Each stay in the hospital was an anxious time for me because the stress of being in a ward with other elderly people made the dementia a lot worse. She would tell me that people had stolen her clothes and her handbag and that the other people were drug addicts. I just didn’t recognise her and I didn’t know if these delusions were a permanent state.
However once she got home she remembered things again and we carried on until she fell and injured her leg and that meant an operation and anaesthetic. Apparently anaesthetic is not good with a bit of dementia, so that when she went home this time she didn’t remember. I left her at 5.30 and went home. I had a bad feeling about her so I went back at about 8pm and she was still sitting in the dark and cold in exactly the same position. She just couldn’t seem to move or do anything.
My mother was then reassessed by the District Health Board, again I was present at the assessment because this time my mother’s answers were a long way from the truth. I made sure I spoke to the assessor as she was getting into her car. This time they recommended rest home care because it was clear my mother needed help day and night.
Where to go? My main criteria was that I wanted her to be near where we lived so that I could see her easily and I wanted the staff to be kind and patient. In the end I found one that was quite close and the staff, although they changed often, were really lovely and kind. Considering the pay they get, I think they are saints!
Two years on, she is still in the rest home but she is so thin, so frail and now very weak. Not once has she ever complained or accused me of putting her into the home. I thank her for that. So I have watched my sharp, witty and intelligent mother become so tired and confused and now I have to say that it is a blessing that her mind is almost completely gone. The hard part for the sons and the daughters is that our parents change, not all the time, but often, and you are left wondering where that person you knew and loved for so many years has gone?

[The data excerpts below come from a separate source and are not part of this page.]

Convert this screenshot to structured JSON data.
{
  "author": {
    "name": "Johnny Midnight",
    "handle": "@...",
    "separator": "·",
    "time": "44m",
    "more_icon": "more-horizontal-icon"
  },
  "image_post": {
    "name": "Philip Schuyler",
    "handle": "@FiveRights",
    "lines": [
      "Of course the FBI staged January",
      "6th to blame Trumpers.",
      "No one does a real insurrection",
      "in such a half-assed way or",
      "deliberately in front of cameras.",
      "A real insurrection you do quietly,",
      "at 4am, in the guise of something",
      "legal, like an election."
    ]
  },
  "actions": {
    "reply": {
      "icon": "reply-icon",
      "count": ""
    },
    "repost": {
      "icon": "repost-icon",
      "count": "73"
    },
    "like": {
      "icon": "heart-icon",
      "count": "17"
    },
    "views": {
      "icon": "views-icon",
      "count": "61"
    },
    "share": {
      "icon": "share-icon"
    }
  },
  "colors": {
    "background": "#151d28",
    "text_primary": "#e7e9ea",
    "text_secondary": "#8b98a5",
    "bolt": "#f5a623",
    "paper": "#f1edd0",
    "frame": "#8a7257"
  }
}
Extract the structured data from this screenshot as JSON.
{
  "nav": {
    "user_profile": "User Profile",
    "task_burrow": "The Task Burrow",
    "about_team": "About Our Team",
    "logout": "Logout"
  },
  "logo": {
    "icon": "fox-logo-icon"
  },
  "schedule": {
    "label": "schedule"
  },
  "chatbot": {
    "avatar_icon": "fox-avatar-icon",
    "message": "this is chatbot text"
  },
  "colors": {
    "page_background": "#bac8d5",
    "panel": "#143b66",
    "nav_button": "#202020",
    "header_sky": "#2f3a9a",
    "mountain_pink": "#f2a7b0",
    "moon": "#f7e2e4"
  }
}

Now we are at the stage where there is nothing to do but wait. For so long I was the one who sorted things out for my mother, but this time I am as helpless as she is. So we live each day as it comes and we wonder how it will end. Actually, we know how it will end but we just don’t know the way it will go.
– Debbie Knowles
I love your story. I’ve worked in aged care for years, and am now one of those assessors you described. Your mother is so lucky to have a caring and kind daughter – some of the client’s I assess, have no one – and it’s heart breaking because although there are a few support agencies out there, they are all limited by funding & resources. I really enjoyed reading your blog. Thanks.